Why #NaNoWriMo Was the Best Thing That Happened To Me


Four years ago almost to the day (alright, minus 3 days), I started writing my first novel during #NaNoWriMo, National Novel Writing Month. During #NaNoWriMo, you have to write a 50,000 word novel and you have the entire month of November to do so. Let me just say, this was the most difficult thing I have ever done. It’s not just the word count that is heavy, but you have to develop characters, plot, and a cohesive novel all in 30 days. Can you even imagine doing that? In order to achieve 50,000 words by the end of the month, you have to write about 1,667 words per day.

Novelists take months, more like years to just complete a novel, yet crazy writers spend their entire month of November doing so. Completing #NaNoWriMo does not mean that your novel needs to be clean and edited and ready to publish, but it can be a draft, mine certainly was. You don’t have to complete it your first time, although I did, it was the roughest month of my life. People thought I was crazy to take on this challenge during my junior year of high school and just in general. But it was the best decision of my life.

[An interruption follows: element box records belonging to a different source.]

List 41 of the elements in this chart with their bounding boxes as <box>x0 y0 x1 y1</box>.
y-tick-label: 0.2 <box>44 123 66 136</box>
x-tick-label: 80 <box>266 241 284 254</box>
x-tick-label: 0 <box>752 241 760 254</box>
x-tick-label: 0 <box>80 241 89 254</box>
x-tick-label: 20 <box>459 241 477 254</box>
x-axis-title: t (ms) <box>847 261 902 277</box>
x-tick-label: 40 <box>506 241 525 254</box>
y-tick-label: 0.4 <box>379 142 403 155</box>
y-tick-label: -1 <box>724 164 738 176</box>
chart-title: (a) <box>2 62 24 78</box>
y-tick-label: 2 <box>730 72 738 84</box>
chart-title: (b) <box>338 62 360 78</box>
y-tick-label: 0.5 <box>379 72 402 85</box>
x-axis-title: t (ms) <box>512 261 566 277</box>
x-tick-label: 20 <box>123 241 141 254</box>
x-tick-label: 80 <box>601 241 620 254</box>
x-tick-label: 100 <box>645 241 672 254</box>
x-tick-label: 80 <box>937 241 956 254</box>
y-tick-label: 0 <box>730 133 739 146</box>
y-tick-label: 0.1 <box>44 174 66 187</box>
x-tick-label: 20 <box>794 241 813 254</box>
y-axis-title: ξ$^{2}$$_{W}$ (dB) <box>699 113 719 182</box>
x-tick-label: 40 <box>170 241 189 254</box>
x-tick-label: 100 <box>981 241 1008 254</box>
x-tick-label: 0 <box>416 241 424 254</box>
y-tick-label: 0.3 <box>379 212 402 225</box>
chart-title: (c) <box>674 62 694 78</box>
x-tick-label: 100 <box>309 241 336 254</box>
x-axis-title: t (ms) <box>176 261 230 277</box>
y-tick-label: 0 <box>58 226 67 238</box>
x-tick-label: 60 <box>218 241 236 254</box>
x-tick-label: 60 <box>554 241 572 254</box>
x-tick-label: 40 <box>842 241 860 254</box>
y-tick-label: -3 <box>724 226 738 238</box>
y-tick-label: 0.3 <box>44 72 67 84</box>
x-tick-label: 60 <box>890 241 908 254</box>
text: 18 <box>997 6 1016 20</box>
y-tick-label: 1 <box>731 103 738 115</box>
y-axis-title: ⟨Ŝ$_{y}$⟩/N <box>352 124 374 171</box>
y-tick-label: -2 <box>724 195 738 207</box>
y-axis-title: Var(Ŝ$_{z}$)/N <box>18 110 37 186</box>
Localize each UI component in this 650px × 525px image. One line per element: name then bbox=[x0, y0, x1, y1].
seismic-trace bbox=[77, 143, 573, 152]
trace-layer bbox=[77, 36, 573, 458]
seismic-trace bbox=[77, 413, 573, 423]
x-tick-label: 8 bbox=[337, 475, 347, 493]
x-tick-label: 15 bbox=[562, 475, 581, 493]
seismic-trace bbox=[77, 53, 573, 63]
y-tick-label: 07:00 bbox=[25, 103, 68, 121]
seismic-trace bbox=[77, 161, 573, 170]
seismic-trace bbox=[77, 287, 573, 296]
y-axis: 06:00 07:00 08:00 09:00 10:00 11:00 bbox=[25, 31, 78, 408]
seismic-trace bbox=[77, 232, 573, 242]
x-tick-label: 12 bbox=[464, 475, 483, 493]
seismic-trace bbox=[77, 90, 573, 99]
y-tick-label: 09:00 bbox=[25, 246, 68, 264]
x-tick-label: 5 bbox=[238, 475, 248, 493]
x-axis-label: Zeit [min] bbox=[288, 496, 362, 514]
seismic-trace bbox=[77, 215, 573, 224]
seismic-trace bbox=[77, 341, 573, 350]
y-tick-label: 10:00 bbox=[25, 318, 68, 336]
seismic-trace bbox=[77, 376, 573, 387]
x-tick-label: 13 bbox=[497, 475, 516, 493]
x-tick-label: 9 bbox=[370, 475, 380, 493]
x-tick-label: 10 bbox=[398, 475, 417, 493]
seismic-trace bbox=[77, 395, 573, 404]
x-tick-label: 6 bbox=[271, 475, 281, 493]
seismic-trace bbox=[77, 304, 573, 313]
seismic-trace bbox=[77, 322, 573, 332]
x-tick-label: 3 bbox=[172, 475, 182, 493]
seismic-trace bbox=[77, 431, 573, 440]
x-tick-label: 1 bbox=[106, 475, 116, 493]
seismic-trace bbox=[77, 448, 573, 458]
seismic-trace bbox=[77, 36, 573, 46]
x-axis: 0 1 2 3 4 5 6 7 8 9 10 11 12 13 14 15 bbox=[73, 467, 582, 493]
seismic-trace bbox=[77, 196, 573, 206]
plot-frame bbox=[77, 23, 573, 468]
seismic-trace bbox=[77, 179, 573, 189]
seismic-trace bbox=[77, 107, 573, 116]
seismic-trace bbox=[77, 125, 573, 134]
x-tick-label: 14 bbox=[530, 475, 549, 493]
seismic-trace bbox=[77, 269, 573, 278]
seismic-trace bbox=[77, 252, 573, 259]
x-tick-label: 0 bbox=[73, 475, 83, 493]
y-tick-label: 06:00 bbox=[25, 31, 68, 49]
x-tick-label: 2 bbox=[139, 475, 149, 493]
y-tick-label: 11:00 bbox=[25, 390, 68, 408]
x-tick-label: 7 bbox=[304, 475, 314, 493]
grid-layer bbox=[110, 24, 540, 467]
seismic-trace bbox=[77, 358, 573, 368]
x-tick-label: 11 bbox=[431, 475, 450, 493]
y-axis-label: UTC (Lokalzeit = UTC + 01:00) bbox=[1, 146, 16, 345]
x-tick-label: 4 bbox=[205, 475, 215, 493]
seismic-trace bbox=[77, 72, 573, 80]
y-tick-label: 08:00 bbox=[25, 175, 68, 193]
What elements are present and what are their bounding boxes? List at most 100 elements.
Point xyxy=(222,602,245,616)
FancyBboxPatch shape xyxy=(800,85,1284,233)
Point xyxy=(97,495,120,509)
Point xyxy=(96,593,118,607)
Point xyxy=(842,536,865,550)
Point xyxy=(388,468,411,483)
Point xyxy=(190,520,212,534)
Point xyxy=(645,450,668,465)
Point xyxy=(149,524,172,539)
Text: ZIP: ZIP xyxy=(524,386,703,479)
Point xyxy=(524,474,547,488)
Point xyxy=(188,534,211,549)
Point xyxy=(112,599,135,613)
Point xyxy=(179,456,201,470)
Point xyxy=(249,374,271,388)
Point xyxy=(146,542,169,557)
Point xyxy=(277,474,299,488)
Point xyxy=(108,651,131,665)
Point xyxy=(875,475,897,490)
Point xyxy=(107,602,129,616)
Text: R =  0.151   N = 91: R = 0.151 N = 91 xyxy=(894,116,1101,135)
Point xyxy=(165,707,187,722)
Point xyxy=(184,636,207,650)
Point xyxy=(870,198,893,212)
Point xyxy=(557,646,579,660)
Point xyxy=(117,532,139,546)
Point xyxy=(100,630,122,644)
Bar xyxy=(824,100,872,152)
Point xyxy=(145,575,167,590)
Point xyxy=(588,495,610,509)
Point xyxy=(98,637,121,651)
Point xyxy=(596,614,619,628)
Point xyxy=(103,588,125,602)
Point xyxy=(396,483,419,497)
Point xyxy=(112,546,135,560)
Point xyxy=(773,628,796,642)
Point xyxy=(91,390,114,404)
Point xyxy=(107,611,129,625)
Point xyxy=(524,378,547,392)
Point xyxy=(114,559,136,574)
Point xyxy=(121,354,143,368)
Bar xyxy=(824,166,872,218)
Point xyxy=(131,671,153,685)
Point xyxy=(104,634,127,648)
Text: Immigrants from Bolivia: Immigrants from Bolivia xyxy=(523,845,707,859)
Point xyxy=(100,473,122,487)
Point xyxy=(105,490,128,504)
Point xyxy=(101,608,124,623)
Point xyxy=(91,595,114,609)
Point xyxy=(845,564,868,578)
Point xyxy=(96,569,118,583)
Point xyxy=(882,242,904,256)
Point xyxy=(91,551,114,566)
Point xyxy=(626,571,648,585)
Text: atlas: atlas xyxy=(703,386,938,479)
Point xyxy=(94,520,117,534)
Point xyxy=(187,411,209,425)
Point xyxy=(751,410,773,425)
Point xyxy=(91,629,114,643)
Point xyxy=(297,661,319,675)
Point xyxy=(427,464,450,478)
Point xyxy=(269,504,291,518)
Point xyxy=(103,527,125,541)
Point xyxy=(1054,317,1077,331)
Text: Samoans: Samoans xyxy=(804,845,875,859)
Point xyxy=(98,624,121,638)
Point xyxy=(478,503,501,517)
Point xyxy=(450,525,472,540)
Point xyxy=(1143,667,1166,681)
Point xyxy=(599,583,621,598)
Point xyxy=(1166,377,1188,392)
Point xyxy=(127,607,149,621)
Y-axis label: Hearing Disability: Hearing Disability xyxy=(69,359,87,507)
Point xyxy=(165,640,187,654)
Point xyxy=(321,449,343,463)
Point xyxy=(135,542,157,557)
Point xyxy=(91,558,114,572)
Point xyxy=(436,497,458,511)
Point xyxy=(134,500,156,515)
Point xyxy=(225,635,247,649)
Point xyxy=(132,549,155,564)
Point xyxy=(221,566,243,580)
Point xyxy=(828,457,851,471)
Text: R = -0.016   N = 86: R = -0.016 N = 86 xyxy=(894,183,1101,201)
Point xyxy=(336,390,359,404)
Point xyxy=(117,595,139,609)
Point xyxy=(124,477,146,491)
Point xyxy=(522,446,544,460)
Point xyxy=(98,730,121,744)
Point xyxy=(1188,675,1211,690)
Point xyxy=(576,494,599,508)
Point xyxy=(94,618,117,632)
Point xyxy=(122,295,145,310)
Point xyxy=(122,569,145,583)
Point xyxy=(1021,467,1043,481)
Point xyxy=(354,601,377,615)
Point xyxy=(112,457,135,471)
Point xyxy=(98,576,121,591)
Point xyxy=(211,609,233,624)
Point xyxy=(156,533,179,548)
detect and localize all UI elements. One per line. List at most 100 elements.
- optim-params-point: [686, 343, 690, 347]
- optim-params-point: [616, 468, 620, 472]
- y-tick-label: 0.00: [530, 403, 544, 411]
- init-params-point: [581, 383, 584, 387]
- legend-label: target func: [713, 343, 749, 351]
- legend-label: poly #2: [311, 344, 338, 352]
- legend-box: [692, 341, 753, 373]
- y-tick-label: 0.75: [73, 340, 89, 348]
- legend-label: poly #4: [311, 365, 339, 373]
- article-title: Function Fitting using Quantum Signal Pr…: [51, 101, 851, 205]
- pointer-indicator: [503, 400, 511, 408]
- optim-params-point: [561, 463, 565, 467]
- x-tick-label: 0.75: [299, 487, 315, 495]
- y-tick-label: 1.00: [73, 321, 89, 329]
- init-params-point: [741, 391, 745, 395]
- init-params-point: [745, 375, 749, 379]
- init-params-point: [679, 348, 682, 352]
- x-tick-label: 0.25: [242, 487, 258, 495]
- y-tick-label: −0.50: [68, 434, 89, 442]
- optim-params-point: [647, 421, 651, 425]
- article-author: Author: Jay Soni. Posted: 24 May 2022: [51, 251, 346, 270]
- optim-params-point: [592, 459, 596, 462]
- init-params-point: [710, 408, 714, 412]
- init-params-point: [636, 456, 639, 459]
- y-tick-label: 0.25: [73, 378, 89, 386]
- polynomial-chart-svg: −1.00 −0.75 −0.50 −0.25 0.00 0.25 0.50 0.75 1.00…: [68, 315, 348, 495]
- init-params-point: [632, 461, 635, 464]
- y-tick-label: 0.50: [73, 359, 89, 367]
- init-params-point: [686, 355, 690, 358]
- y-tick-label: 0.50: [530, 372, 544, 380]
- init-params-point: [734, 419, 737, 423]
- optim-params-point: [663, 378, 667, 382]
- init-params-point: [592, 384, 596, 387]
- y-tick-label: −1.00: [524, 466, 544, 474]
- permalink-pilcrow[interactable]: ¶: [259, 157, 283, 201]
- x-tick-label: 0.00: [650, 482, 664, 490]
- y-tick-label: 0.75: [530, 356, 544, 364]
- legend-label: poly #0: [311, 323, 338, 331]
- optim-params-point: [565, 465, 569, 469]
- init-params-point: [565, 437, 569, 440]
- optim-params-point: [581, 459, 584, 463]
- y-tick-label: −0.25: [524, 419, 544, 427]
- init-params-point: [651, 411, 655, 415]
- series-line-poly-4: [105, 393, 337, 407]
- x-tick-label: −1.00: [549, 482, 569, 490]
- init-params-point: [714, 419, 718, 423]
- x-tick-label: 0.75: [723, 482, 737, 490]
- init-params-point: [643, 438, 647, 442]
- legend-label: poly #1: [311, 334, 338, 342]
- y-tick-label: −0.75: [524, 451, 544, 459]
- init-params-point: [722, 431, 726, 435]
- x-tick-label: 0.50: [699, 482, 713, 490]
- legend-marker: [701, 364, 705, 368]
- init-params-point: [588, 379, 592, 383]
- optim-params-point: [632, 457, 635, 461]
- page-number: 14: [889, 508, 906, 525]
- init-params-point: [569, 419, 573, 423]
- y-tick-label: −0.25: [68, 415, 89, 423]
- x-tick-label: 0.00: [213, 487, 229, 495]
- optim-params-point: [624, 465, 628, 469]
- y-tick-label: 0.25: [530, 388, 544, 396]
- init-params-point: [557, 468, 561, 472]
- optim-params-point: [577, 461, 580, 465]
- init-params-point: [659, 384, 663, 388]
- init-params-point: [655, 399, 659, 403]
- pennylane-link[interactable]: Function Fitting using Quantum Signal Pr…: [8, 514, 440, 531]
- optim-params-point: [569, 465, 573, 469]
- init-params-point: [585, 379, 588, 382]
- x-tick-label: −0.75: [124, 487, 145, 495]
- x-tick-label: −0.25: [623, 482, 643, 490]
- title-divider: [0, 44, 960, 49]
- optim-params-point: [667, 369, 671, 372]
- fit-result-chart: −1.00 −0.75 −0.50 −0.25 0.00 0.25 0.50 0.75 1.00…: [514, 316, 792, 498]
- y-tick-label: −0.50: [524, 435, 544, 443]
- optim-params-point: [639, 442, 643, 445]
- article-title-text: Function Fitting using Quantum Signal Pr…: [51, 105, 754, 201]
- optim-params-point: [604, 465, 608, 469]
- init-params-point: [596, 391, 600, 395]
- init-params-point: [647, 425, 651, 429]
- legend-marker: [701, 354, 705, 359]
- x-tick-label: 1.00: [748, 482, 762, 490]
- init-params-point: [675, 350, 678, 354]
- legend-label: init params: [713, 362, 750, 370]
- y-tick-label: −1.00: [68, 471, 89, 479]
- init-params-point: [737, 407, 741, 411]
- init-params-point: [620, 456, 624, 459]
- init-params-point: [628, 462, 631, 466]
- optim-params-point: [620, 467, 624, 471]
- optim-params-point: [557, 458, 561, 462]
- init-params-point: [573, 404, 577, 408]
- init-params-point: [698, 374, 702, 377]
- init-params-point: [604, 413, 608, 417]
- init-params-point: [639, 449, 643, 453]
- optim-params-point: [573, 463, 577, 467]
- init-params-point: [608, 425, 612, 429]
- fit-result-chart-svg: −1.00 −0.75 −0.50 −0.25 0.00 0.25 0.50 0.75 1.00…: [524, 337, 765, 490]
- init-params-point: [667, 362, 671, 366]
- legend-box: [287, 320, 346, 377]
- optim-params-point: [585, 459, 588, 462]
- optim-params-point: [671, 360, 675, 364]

Since completing my first #NaNoWriMo, I have gone on to complete 3 other novels. Maybe not in a month’s time, but complete them nonetheless. I love writing. I love #NaNoWriMo, I just don’t currently have the time to participate again. What it taught me was to think on my feet, trust my gut, and to give my characters life. Because I was forced to think of my entire novel at once, I was forced to think and dig deep. Nothing helps a writer more than practice and hard deadlines. Good writing does take time, but it also takes decision making.

I know I’m a few days late, but here are some of my tips for doing your best during #NaNoWriMo:

  1. Keep writing no matter what. If you get stuck with your plot or with a character, keep writing and go back to it later. You don’t want to get stuck and let yourself sit there for an entire day because you’ll be almost 2,000 words behind on your daily target.
  2. Don’t worry about making it perfect. There is a time and place to go back and edit and that is once you complete the novel. Like I said earlier, the goal is to complete a draft of your novel, not the final manuscript.
  3. Set aside time to write everyday. Don’t just say you’ll write and get to it later, but schedule time out so you mentally know when you can write and when you can think your best.
  4. Use #NaNoWriMo tools. If you need help, tweet them. They’ll tweet back with some advice or tips. Their site is also full of tips from past successors, and HQ. Plus they have a wicked graph tracking your progress day to day that is so helpful.
  5. Have fun. This isn’t meant to be something serious and strict, but fun. You’re supposed to be pushing yourself to write as much as you can, explore your imagination, and try to write a novel in a month.

I am envious of every single person who is participating in #NaNoWriMo this year. Hopefully you enjoy it and it changes your life like it did to mine. Writing is an amazing gift and win or lose, you did your best and that’s all we ask of you. Good luck! Have fun! You got this.